I have worked with people with learning disabilities since 1986, initially as a youth worker for a small West London charity, later as an Assistant Psychologist at Normansfield Hospital in South West London, then as Trainee Clinical Psychologist at Bromham Hospital in Bedfordshire, and once I had qualified as a Doctor of Clinical Psychology in the mid-90s for the NHS in Newham, East London. During my days as a youth worker, we offered a range of activities to teenage girls with learning disabilities. On one occasion we took a group of 10 of them on a residential in Devon and in 5 days had more fun than any of us had had in a long time. At other times we’d take them swimming, go for a stroll around London’s China Town, or bake cakes and watch a movie together at the youth club’s base. A few years later, while working at Normansfield and Bromham Hospitals, life for the ‘patients’ I worked with was very different. The all-male wards I was assigned to in both institutions had dormitories for 20+ men, who ate their meals together at a time determined by the institution, dressed in clothes decided on by the nurses, and took their showers together with no right to privacy. This was in the early to mid-1990s when the UK was in the late stages of closing down large Victorian institutions like Normansfield and Bromham. But even in the 90s, society was still happy to lock people away in large institutions for years or decades, not because they had committed any crime but because they were born with a learning disability, or had acquired one post-birth. My sense that something was seriously not right in our society where people with learning disabilities are concerned stems largely from that time. I have been fortunate to have the opportunity through my work at University College London to support the fight for equal rights for people with learning disabilities.
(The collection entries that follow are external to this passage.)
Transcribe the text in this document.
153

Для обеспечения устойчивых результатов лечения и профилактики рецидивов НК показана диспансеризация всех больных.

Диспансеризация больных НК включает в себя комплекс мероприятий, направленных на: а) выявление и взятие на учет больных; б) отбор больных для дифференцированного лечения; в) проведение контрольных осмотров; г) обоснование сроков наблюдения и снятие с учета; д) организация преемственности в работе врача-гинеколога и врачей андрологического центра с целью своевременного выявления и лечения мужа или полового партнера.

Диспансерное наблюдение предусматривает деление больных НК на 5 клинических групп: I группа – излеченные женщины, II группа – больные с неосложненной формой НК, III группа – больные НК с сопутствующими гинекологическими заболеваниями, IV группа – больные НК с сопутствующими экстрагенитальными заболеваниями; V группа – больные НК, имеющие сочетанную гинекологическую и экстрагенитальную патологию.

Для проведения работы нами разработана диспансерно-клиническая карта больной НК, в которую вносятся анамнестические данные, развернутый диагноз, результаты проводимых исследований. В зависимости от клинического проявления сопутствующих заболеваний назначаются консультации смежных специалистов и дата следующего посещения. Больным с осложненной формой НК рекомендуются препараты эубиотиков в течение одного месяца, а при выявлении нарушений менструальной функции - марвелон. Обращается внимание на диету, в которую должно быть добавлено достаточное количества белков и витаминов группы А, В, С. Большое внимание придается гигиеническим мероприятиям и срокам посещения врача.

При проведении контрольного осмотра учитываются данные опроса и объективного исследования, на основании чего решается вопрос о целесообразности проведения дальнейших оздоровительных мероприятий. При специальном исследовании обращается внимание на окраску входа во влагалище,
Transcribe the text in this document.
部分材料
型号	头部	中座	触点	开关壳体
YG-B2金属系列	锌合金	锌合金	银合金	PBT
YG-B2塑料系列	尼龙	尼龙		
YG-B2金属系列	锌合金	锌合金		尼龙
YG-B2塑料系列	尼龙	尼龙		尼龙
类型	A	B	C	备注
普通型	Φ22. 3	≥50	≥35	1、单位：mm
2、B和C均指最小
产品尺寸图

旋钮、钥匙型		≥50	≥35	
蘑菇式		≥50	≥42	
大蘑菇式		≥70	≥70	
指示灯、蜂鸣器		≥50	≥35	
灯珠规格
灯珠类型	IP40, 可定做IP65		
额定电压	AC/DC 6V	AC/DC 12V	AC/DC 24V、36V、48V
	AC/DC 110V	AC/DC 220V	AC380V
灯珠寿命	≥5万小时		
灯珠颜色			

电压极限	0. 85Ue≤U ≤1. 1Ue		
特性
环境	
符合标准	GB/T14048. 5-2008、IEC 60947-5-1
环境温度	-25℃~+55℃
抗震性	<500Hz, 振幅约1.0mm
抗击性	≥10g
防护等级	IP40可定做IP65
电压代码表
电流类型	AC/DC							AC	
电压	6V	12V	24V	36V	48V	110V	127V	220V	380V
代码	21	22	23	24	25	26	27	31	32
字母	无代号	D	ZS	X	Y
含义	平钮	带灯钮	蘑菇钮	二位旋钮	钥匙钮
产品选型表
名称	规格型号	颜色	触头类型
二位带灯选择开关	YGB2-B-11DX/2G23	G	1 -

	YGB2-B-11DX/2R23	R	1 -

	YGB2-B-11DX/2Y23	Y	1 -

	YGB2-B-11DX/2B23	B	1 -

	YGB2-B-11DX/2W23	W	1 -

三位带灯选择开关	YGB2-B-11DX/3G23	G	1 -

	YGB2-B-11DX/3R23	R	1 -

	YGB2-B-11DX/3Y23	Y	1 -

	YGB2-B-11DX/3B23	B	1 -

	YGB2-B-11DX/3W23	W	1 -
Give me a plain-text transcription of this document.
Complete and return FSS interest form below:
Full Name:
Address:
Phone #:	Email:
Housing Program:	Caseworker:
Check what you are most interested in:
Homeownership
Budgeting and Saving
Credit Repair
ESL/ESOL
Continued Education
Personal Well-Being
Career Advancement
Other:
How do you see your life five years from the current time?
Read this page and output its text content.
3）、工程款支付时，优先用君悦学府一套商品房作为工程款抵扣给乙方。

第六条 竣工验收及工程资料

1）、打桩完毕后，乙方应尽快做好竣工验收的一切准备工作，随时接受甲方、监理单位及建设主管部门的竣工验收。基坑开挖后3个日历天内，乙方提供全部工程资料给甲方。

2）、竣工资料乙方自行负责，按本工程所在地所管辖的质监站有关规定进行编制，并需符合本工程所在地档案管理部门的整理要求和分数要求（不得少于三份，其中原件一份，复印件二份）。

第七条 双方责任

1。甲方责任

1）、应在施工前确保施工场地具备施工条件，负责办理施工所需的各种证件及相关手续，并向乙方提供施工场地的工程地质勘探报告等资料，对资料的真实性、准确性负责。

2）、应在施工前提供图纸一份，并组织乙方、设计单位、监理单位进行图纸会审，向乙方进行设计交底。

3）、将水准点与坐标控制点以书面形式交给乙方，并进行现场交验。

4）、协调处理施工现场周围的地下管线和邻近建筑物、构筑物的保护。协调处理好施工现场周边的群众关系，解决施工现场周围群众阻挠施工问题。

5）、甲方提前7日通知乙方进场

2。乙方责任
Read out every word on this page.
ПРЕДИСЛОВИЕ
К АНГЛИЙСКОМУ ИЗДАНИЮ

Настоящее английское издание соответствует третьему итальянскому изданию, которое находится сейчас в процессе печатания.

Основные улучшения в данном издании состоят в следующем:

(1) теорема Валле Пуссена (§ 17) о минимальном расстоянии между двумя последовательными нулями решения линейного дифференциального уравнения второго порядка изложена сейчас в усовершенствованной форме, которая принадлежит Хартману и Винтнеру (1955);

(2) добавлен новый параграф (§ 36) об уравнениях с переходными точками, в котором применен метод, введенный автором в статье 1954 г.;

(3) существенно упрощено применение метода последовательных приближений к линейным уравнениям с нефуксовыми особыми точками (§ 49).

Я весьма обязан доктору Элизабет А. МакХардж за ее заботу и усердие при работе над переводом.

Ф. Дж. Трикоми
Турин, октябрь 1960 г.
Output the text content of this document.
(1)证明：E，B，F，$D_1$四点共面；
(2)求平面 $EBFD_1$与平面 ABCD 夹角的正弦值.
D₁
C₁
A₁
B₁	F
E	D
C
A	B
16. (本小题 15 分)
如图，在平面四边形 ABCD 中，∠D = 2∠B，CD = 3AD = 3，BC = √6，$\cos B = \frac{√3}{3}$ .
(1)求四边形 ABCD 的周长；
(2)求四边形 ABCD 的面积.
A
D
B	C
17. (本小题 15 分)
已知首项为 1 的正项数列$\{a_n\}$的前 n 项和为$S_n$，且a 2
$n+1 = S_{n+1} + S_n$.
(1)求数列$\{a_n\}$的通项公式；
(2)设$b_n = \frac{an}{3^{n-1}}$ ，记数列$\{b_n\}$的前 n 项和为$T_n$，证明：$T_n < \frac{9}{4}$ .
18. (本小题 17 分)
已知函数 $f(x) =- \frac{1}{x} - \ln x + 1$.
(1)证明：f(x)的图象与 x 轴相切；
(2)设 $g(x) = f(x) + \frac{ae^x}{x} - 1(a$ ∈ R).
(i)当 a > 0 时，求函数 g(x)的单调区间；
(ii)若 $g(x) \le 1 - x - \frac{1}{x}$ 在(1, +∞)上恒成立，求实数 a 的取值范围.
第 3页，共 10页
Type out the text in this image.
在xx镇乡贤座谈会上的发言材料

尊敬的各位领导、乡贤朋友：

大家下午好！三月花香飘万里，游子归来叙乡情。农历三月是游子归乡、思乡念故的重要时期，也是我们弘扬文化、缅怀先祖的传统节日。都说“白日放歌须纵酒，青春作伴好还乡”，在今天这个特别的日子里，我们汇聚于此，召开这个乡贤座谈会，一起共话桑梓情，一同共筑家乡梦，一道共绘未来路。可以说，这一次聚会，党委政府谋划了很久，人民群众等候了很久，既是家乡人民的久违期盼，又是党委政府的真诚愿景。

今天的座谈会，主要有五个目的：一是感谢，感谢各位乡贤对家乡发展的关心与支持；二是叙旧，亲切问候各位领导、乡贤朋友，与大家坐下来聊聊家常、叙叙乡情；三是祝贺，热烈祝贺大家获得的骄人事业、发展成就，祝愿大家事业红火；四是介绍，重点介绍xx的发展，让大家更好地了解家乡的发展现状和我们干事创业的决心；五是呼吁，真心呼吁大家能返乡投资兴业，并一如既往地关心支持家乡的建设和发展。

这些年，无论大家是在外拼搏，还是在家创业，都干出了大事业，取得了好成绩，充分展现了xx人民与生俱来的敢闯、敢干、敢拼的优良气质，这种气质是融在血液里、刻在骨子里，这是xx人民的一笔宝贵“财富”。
How can you support this landmark case?
As Heidi and Máire are taking their case to the Court of Appeal, they are seeking support via Heidi’s crowdfunding page. In urging readers to give as generously as they are able to in this landmark case, I have no conflict of interest to declare – my support for the case is entirely on a pro bono basis.
Why pro bono?
Why am I and several other expert witnesses, some of whom like Professor Richard Hastings are world leading experts in the disability field, offering their time in this case pro bono? We do so because we are party to ample scientific evidence that our society gives people with learning disabilities a very raw deal, and that having repeatedly witnesses the terrible effects of this discrimination, and with the means and power to seek change have a moral duty to do so.